The solution to the problem works much like noise-canceling headphones, Wipf explains. “Imagine you are sitting on the beach with noise-canceling headphones. A microphone picks up the ocean sounds, and then a controller sends a signal to your speaker to counteract the wave noise,” he says. “This is similar to how we control ocean and other seismic ground-shaking noise at LIGO.”

However, as is the case with noise-canceling headphones, there is a price. “If you have ever listened to these headphones in a quiet area, you might hear a faint hiss. The microphone has its own intrinsic noise. This self-inflicted noise is what we want to get rid of in LIGO,” Wipf says.

LIGO already handles the problem extremely well using a traditional feedback control system. The controller senses the rumble in the mirrors caused by seismic noise and then counteracts these vibrations, but in a way that introduces a new higher-frequency quiver in the mirrors—like the hiss in the headphones. The controller senses the hiss too and constantly reacts to both types of disturbances to keep the mirrors as still as possible. This type of system is sometimes compared to a waterbed: Trying to quiet waves at one frequency leads to extra jiggling at another frequency. Controllers can automatically sense the disturbances and stabilize a system.

Researchers want to further improve the LIGO control system by reducing this controller-induced hiss, which interferes with gravitational-wave signals in the lower-frequency portion of the observatory’s range. LIGO detects gravitational waves with a frequency between 10 and 5,000 Hertz (humans hear sound waves with a frequency between 20 and 20,000 Hertz). The unwanted hiss lies in the range between 10 and 30 Hertz—and this is where more massive black holes mergers would be picked up, as well as where black holes would be caught near the beginning of their final death spirals (for instance, the famous “chirps” heard by LIGO start in lower frequencies then rise to a higher pitch.)

About four years ago, Jan Harms, a former Caltech research assistant professor who is now a professor at Gran Sasso Science Institute, reached out to experts at Google DeepMind to see if they could help develop an AI method to better control vibrations in LIGO’s mirrors.
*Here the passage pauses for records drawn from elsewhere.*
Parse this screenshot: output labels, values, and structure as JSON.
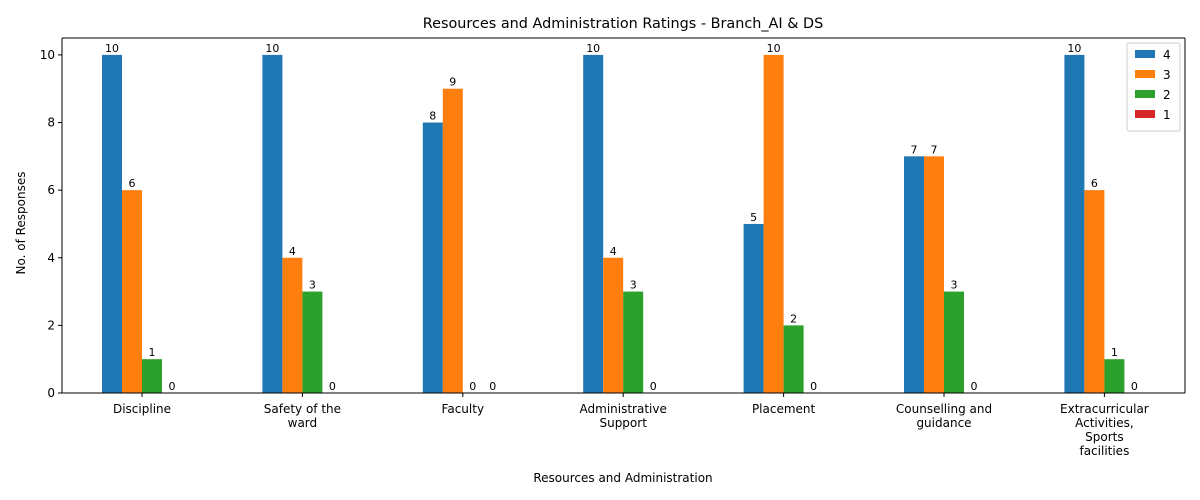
{
  "chart_data": {
    "type": "bar",
    "title": "Resources and Administration Ratings - Branch_AI & DS",
    "xlabel": "Resources and Administration",
    "ylabel": "No. of Responses",
    "ylim": [
      0,
      10.5
    ],
    "yticks": [
      0,
      2,
      4,
      6,
      8,
      10
    ],
    "grid": false,
    "legend_position": "top-right",
    "categories": [
      [
        "Discipline"
      ],
      [
        "Safety of the",
        "ward"
      ],
      [
        "Faculty"
      ],
      [
        "Administrative",
        "Support"
      ],
      [
        "Placement"
      ],
      [
        "Counselling and",
        "guidance"
      ],
      [
        "Extracurricular",
        "Activities,",
        "Sports",
        "facilities"
      ]
    ],
    "series": [
      {
        "name": "4",
        "color": "#1f77b4",
        "values": [
          10,
          10,
          8,
          10,
          5,
          7,
          10
        ],
        "labels": [
          "10",
          "10",
          "8",
          "10",
          "5",
          "7",
          "10"
        ]
      },
      {
        "name": "3",
        "color": "#ff7f0e",
        "values": [
          6,
          4,
          9,
          4,
          10,
          7,
          6
        ],
        "labels": [
          "6",
          "4",
          "9",
          "4",
          "10",
          "7",
          "6"
        ]
      },
      {
        "name": "2",
        "color": "#2ca02c",
        "values": [
          1,
          3,
          0,
          3,
          2,
          3,
          1
        ],
        "labels": [
          "1",
          "3",
          "0",
          "3",
          "2",
          "3",
          "1"
        ]
      },
      {
        "name": "1",
        "color": "#d62728",
        "values": [
          0,
          0,
          0,
          0,
          0,
          0,
          0
        ],
        "labels": [
          "0",
          "0",
          "0",
          "0",
          "0",
          "0",
          "0"
        ]
      }
    ]
  }
}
At that point, Adhikari got involved, and the researchers began working with Google DeepMind to try different AI methods. In the end, they used a technique called reinforcement learning, which essentially taught the AI algorithm how to better control the noise.

“This method requires a lot of training,” Adhikari says. “We supplied the training data, and Google DeepMind ran the simulations. Basically, they were running dozens of simulated LIGOs in parallel. You can think of the training as playing a game. You get points for reducing the noise and dinged for increasing it. The successful ‘players’ keep going to try to win the game of LIGO. The result is beautiful—the algorithm works to suppress mirror noise.”
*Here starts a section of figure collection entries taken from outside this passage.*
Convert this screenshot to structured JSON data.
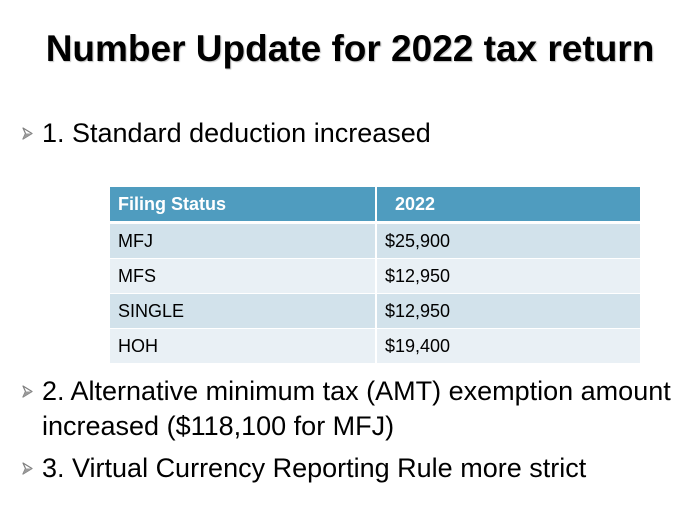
{
  "slide": {
    "title": "Number Update for 2022 tax return"
  },
  "bullets": [
    {
      "icon": "arrow-bullet-icon",
      "text": "1. Standard deduction increased"
    },
    {
      "icon": "arrow-bullet-icon",
      "text": "2. Alternative minimum tax (AMT) exemption amount increased ($118,100  for MFJ)"
    },
    {
      "icon": "arrow-bullet-icon",
      "text": "3. Virtual Currency Reporting Rule more strict"
    }
  ],
  "table": {
    "headers": [
      "Filing Status",
      "2022"
    ],
    "rows": [
      [
        "MFJ",
        "$25,900"
      ],
      [
        "MFS",
        "$12,950"
      ],
      [
        "SINGLE",
        "$12,950"
      ],
      [
        "HOH",
        "$19,400"
      ]
    ]
  },
  "colors": {
    "header_bg": "#4f9cbf",
    "row_odd": "#d2e2eb",
    "row_even": "#e9f0f5",
    "bullet_arrow": "#7f7f7f"
  }
}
Richard Murray (BS ‘85), the Thomas E. and Doris Everhart Professor of Control and Dynamical Systems and Bioengineering at Caltech, explains that without AI, scientists and engineers mathematically model a system they want to control in explicit detail. “But with AI, if you train it on a model of sufficient detail, it can exploit features in the system that you wouldn’t have considered using classical methods,” he says. An expert in control theory for complex systems, Murray (who is not an author on the current study) develops AI tools for certain control systems, such as those used in self-driving vehicles.

“We think this research will inspire more students to want to work at LIGO and be part of this remarkable innovation,” Adhikari says. “We are at the bleeding edge of what’s possible in measuring tiny, quantum distances.”

So far, the new AI method was tested on LIGO for only an hour to demonstrate that it works. The team is looking forward to conducting longer duration tests and ultimately implementing the method on several LIGO systems. “This is a tool that changes how we think about what ground-based detectors are capable of,” Wipf says. “It makes an incredibly challenging problem less daunting.”

The Science paper titled “Improving cosmological reach of LIGO using Deep Loop Shaping” was supported in part by the National Science Foundation, which funds LIGO.